Numerosi i suinicoltori mantovani presenti, capitanati dal presidente di Coldiretti Mantova Paolo Carra, dal direttore Erminia Comencini, dal responsabile economico Alberto Lombardi e dal presidente dell’Associazione nazionale allevatori suini Thomas Ronconi. Con 1,1 milioni di suini allevati, Mantova è la seconda provincia in Italia per numero di capi, alle spalle di Brescia. E la Lombardia produce oltre il 40% della carne suina nazionale.
Thomas Ronconi: «Perdiamo 65 euro a capo»
Thomas Ronconi, allevatore di Marmirolo iscritto a Coldiretti Mantova e presidente di Anas, parla di un “quadro drammatico” e recentemente ha calcolato in circa 65 euro per animale la perdita delle aziende zootecniche.

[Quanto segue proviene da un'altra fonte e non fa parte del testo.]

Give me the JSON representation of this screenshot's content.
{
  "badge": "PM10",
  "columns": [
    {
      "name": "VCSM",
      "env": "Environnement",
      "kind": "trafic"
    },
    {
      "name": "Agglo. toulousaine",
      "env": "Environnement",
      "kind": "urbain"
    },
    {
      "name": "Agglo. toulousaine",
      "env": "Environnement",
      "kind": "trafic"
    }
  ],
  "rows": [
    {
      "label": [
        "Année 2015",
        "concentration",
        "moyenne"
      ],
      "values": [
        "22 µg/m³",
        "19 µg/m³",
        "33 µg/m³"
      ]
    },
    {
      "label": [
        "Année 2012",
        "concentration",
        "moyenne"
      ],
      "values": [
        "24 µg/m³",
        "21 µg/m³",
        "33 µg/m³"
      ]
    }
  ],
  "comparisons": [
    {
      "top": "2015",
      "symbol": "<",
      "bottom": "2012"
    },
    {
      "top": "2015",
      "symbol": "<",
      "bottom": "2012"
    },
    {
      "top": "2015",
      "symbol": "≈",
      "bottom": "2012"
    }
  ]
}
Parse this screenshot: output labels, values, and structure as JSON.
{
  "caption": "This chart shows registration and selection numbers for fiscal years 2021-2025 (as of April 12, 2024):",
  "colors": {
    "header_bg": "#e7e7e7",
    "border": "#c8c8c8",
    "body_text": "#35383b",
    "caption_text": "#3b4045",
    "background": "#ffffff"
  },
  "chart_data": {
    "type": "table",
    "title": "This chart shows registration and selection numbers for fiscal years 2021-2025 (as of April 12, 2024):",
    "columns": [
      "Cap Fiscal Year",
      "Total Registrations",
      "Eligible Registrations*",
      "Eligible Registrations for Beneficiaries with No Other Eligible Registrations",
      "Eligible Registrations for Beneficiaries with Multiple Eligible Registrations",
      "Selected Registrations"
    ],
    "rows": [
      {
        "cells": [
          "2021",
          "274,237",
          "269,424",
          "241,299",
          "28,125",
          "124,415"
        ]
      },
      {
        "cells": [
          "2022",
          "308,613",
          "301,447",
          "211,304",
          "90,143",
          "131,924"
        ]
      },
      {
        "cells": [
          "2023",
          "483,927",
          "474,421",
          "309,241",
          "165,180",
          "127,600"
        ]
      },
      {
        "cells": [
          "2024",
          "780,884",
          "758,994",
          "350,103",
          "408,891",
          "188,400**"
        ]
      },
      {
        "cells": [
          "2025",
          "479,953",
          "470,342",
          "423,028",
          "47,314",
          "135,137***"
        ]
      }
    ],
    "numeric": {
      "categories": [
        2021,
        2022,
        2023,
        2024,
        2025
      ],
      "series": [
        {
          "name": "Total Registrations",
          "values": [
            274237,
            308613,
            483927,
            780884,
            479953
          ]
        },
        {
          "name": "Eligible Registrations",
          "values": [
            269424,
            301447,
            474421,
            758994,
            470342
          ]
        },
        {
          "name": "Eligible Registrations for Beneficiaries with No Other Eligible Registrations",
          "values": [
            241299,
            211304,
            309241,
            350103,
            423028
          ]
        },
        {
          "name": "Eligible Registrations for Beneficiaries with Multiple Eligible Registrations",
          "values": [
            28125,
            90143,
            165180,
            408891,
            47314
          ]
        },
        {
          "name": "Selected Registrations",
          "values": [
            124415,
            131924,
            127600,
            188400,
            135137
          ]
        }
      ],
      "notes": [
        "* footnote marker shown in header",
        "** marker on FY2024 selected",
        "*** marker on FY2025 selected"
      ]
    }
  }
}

Cifre confermate anche da un altro storico allevatore di maiali, Gianni Pagliari: «Le quotazioni della Cun sono di poco superiori a quelle della Spagna, con la differenza che loro non devono rispettare disciplinari per le Dop, hanno costi di produzione notevolmente inferiori, macellano tra i 110 e i 140 chilogrammi contro i 165 di media dell’area padana e non hanno vincoli di genetica. Rispetto a qualche mese fa perdiamo intorno ai 60-70 euro per maiale».
Una crisi dovuta con ogni probabilità a una concomitanza di fattori, legati a una diminuzione dei consumi di carne e salumi, molto spesso ingiustificatamente posti all’indice da una frangia della società, ma anche figlia di una sovrapproduzione di prosciutti del circuito Dop, che hanno di fatto incrementato le scorte e appesantito il mercato.
«Negli ultimi due anni, fra il 2017 e il 2018, sono stati prodotti circa un milione di prosciutti in più. Cifre alla mano, si tratta di circa il 10% in più – osserva Ronconi -. Se aggiungiamo una congiuntura sfavorevole per i consumi, l’export non è stato in grado di assorbire numeri più alti e tutto ciò ha scatenato la crisi».
Puntare sulle dop e sulla tracciabilità
«La Denominazione d’origine è l’unico elemento su cui possiamo creare la distintività ed è l’unico strumento per sviluppare l’intera filiera e il comparto suinicolo – ha detto il presidente nazionale di Coldiretti, Ettore Prandini -. Oggi è necessario riequilibrare la presenza di agricoltori all’interno dei Consorzi di tutela per una condivisione di progettualità. Un altro tema è la necessità di lavorare sulla comunicazione per la valorizzazione e traino delle Dop e dell’intero settore suinicolo».
Prandini ha sottolineato anche la necessità di maggiori controlli all’interno della filiera per realizzare prodotti di elevata qualità nelle Dop. «Dobbiamo lavorare di più per l’internazionalizzazione, anche tramite i Consorzi di tutela, perché rispetto ad altri Paesi come Spagna e Germania siamo rimasti indietro – ha esortato Prandini -. Quanto all’obbligo dell’origine, servono i decreti attuativi per identificare il prodotto agricolo utilizzato in tutta la filiera dell’insaccato, esattamente come è avvenuto per il settore lattiero caseario. Infatti, con l’origine dei prodotti in etichetta è stata diminuita sostanzialmente l’importazione delle cagliate».
Per Coldiretti Mantova, è emerso poi a Verona, la strada da percorrere rimane quella della salumeria Dop, incrementando al massimo la qualità. Anche per il motivo illustrato da Ronconi: «Oggi noi suinicoltori viviamo in questa fase il paradosso dei prosciutti: dovrebbero garantire la redditività e sono invece la parte che ci sta creando maggiori difficoltà».
Sempre da Coldiretti Mantova è arrivata la richiesta ai macellatori e agli stagionatori di sostenere il progetto delle Dop e di osservare procedure all’insegna della tracciabilità. «Le Dop sono una risorsa per il settore – ha dichiarato Claudio Veronesi, suinicoltore di Sustinente legato a Coldiretti – e bisogna lavorare affinché la qualità dei prosciutti cresca e sia percepita dai consumatori. Differenziare il Made in Italy è la strada giusta».